Henry Turton
- Geburt:
- 16.04.1832
- Tot:
- 14.04.1881
- Kategorien:
- Schachspieler
- Nationalitäten:
- engländer
- Friedhof:
- Geben Sie den Friedhof
Henry Turton (* 16 April 1832 in Shipston-on-Stour, Stratford-on-Avon district; † 14 April 1881 in Derby) was a British chess composer.
Life
Turton's parents were William Turton (1804-1860), a solicitor, and his wife Elizabeth (* 1803). He had two younger siblings, Roland Thomas (1834-1851) and Henrietta Mary (* 1837). The family first moved to Wolverhampton, later to Tunstall, now part of Stoke-on-Trent. In 1850 Turton began to compose and publish chess problems, and a series of chess games have also survived. In 1856, Johann Jacob Löwenthal appointed Turton to the committee organising the chess composition tournament of the magazine The Era. He was elected to the judging panel.His judgement on the first and second prizes can be read in the German translation of Löwenthal's tournament report; Turton initially voted in favour of Frank Healey's entry, but revised this assessment when an incorrectness was found in one of Healey's compositions.At this time Turton was living in Burton-upon-Trent, later moving to Bath. Between 1850 and 1860 he wrote almost all of his published chess problems.
He then devoted himself mainly to his profession as an engineer. He married Rolinda Osborne (1841-1880) in 1864. In November 1872, Turton published an essay in the journal The English Mechanic and World of Science on a technical improvement to Holtz's influence machine, which was also published in the New York yearbook The Science Record edited by Alfred Ely Beach. No further traces of his professional activity have survived. He also took part in a city chess match between Bath and Bristol in 1871 as part of the Bath team. His last place of residence was Derby, where he worked for Haslam Engineering, a company specialising in refrigeration technology.
He died of a heart attack after going to bed on 14 April 1881.
It is quite possible that Henry Turton was the first patient in the UK to have a tooth extracted under nitrous oxide anaesthesia. According to a letter from dentist William Lloyd Poundall to the British Journal of Dental Science in 1870, he was asked in 1856 or 1857 by an engineer, Henry Turton, who lived in Burton-upon-Trent, to perform a tooth extraction under nitrous oxide. Turton is said to have brought the gas himself, apparently produced by a friend ("Hallam") who was a pharmacist in the same town. The treatment is said to have been successful, as was another tooth extraction a little later. In an essay for the British Journal of Anaesthesia, the anaesthetist W. D. A. Smith researched the circumstances of this story and found them to be plausible.
Work
The Turton theme
Henry Turton was the first performer of a theme in chess composition to which Johannes Kohtz and Carl Kockelkorn gave his name in their work The Indian Problem. Kohtz and Kockelkorn spoke of "Turton's average point",[7] today the term Turton is commonly used. It is a doubling of long steps on a line, row or diagonal, which is initiated by a critical move. The original Turton is shown below. Here the weaker piece is pushed back over the intersection so that the stronger piece can stand in front. Variations of this idea are the Loyd Turk (the stronger piece is pushed back so that the weaker piece can stand in front), the Brunner Turk (the two pieces are equal, so usually two rooks) and the Zepler Turk (named after Erich Zepler; the doubling is achieved by pushing forward instead of pushing back over the critical point).

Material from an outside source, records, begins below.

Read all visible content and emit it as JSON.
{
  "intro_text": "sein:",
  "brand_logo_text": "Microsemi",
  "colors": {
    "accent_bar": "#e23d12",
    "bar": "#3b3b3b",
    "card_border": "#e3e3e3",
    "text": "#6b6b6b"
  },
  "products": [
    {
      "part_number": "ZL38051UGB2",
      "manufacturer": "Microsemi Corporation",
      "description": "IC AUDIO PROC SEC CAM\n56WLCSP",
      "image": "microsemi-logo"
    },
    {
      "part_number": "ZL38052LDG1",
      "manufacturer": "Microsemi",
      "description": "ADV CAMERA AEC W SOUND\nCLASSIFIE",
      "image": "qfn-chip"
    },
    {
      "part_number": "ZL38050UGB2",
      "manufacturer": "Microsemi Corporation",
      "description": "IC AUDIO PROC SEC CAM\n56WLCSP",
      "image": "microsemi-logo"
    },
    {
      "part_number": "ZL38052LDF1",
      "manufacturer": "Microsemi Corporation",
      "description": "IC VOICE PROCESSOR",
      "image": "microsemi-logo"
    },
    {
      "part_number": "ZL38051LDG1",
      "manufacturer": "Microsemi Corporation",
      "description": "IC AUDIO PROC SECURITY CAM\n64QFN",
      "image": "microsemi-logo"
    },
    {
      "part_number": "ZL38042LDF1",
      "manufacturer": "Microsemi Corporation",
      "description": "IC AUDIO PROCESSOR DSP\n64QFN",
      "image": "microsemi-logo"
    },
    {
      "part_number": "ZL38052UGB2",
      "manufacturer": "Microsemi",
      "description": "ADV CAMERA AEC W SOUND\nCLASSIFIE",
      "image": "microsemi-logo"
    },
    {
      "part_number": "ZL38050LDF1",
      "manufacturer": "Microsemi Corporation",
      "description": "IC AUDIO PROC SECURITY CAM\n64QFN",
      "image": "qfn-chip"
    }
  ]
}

In Turton's problem, the white bishop critically crosses the intersection g7 so that the queen can place itself in front of it and the two white pieces are doubled in the correct order.
More chess problems and games by Turton
For a long time, there was no comprehensive collection of Turton's chess compositions. It was not until 2015 that Fabrizio Zavatarelli compiled and annotated 92 of Turton's compositions. 87 of them date from the years 1850 to 1860 and are mostly three- to five-move pieces. In addition, seven of Turton's games from the years 1853 to 1855 are documented there, five of them against Charles Ranken.